October 17, 2011

Hard Choices for Ground Forces

By Nora Bensahel, Travis Sharp, David W. Barno, and USA (Ret.)

Given today's fiscal constraints, together with a shift of emphasis to the Indo-Pacific Rim, the United States should make plans to reduce the Army and Marine Corps to roughly pre-9/11 levels. We believe that cutting below these levels would jeopardize the ability of the United States to prevail against determined adversaries in unexpected ground-force contingencies without potentially incurring heavy casualties.

The United States is already reducing the number of ground forces committed to its current conflicts. No more than a few thousand troops will remain in Iraq after 2011, and U.S. troops will start drawing down substantially in Afghanistan in 2012. Whatever one thinks of these decisions, the United States will soon no longer face a massive demand to deploy tens of thousands or even hundreds of thousands of ground forces in these operations overseas. The continuing counterterrorism strikes and the recent Libya campaign actually reinforce this point, as they demonstrate policymakers' renewed preference for using air and naval power and special operations forces when possible, while avoiding the risks inherent in committing conventional ground forces.

Demands for American power and military presence will increasingly emanate from the Indo-Pacific Rim. As U.S. Secretary of State Hillary Clinton notes in the new issue of Foreign Policy magazine, the Indo-Pacific region of the 21st century will displace the Europe of the 20th as the center of gravity of U.S. economic, political and security interests. The western Pacific and Indian Oceans present a maritime theater in the military sense, increasing the importance of U.S. naval and air power to exert influence across this vast region. Outside of possible conflict in North Korea, the utility of maintaining current high levels of ground forces for a strategy that increasingly focuses on the Indo-Pacific is unclear. In fact, a principal question facing Army and Marine Corps planners today is: What is the role and relevance of ground forces in a U.S. strategy that will be increasingly focused on Asia?

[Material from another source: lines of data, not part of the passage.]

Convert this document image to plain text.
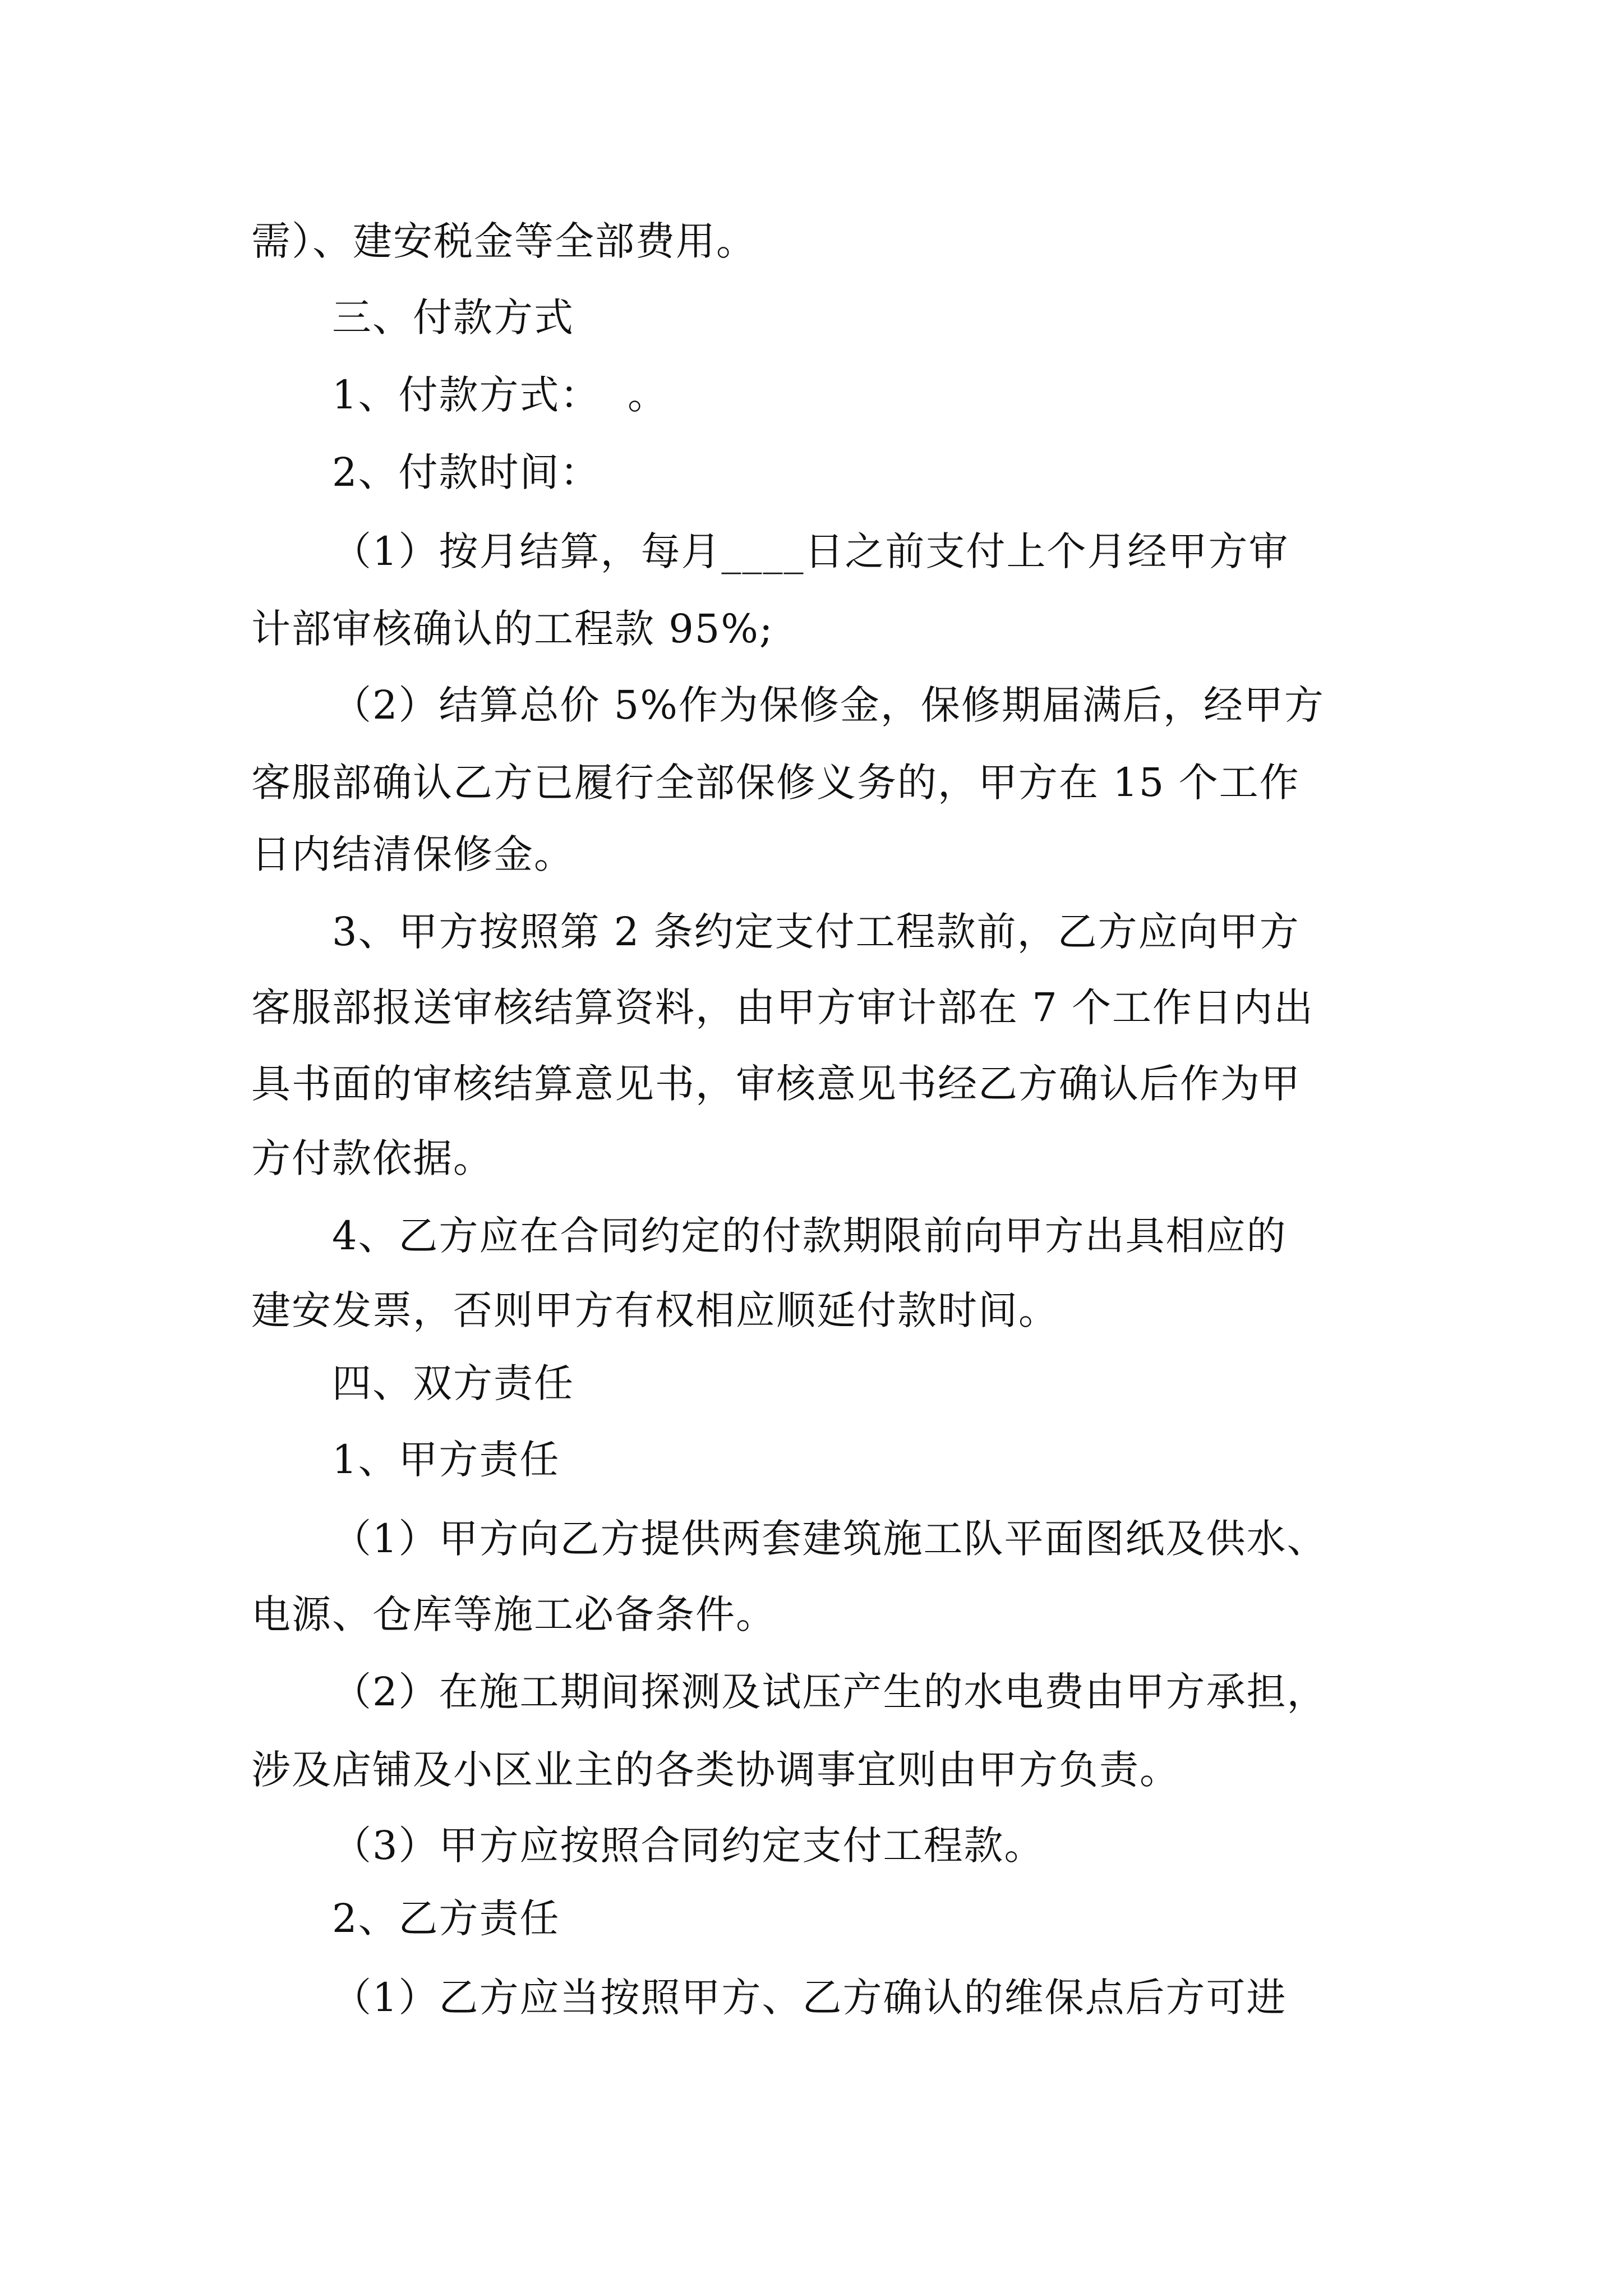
需）、建安税金等全部费用。
三、付款方式
1、付款方式：  。
2、付款时间：
（1）按月结算，每月____日之前支付上个月经甲方审
计部审核确认的工程款 95%;
（2）结算总价 5%作为保修金，保修期届满后，经甲方
客服部确认乙方已履行全部保修义务的，甲方在 15 个工作
日内结清保修金。
3、甲方按照第 2 条约定支付工程款前，乙方应向甲方
客服部报送审核结算资料，由甲方审计部在 7 个工作日内出
具书面的审核结算意见书，审核意见书经乙方确认后作为甲
方付款依据。
4、乙方应在合同约定的付款期限前向甲方出具相应的
建安发票，否则甲方有权相应顺延付款时间。
四、双方责任
1、甲方责任
（1）甲方向乙方提供两套建筑施工队平面图纸及供水、
电源、仓库等施工必备条件。
（2）在施工期间探测及试压产生的水电费由甲方承担，
涉及店铺及小区业主的各类协调事宜则由甲方负责。
（3）甲方应按照合同约定支付工程款。
2、乙方责任
（1）乙方应当按照甲方、乙方确认的维保点后方可进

To be sure, the U.S. record over the last six decades of predicting conflicts demanding large ground commitments is abysmal. The greater Middle East and Central Asia remain volatile and important regions. The United States must still field a versatile military, including a well-trained and equipped ground force that is prepared to deal with unexpected contingencies. Ground forces should also be designed to be able to regenerate quickly in the face of a crisis or sustained demand, an unquestioned lesson from the past decade. If the U.S. reduces its active-duty ground forces, it must be able to rapidly ramp them up when required.

Among other things, this will require investing in a quality, well-trained reserve component. The National Guard and Reserve have provided a remarkable range of combat and support capabilities for the conflicts in Iraq and Afghanistan, and now include substantial numbers of combat-experienced officers and sergeants. Put simply, the United States can shape its future military with a higher degree of confidence in the combat capabilities of the Guard and Reserve.

Recent experience suggests that ground forces can be regenerated relatively quickly, even during a sustained and bloody conflict. During the past decade, the Army and Marine Corps combined expanded by nearly 60,000 troops in the span of about two years. New ships or next-generation aircraft, on the other hand, may take more than a decade to generate, so cutting those programs entails greater risks. Even as budgets decline, the U.S. military should continue investing in research and development for advanced technologies. While no panacea, such technologies hold the promise of delivering some capabilities which could profoundly affect the way the U.S. military operates in the future. The Internet, stealth and unmanned aerial systems are all current examples.

Nothing in this new reality detracts from the astonishing record of valor, sacrifice and battlefield adaptation demonstrated by the U.S. military in a decade of hard fighting. Foremost among the services, the U.S. Army and Marine Corps have forged this remarkable record and paid the price in blood. But the next decade will likely require greater naval and air capabilities instead of large numbers of standing ground forces that can conduct extended operations.

Hard choices must be made. Given the current fiscal environment, the United States should maintain fewer active-duty ground forces as U.S. strategic interests increasingly shift toward the maritime Indo-Pacific region.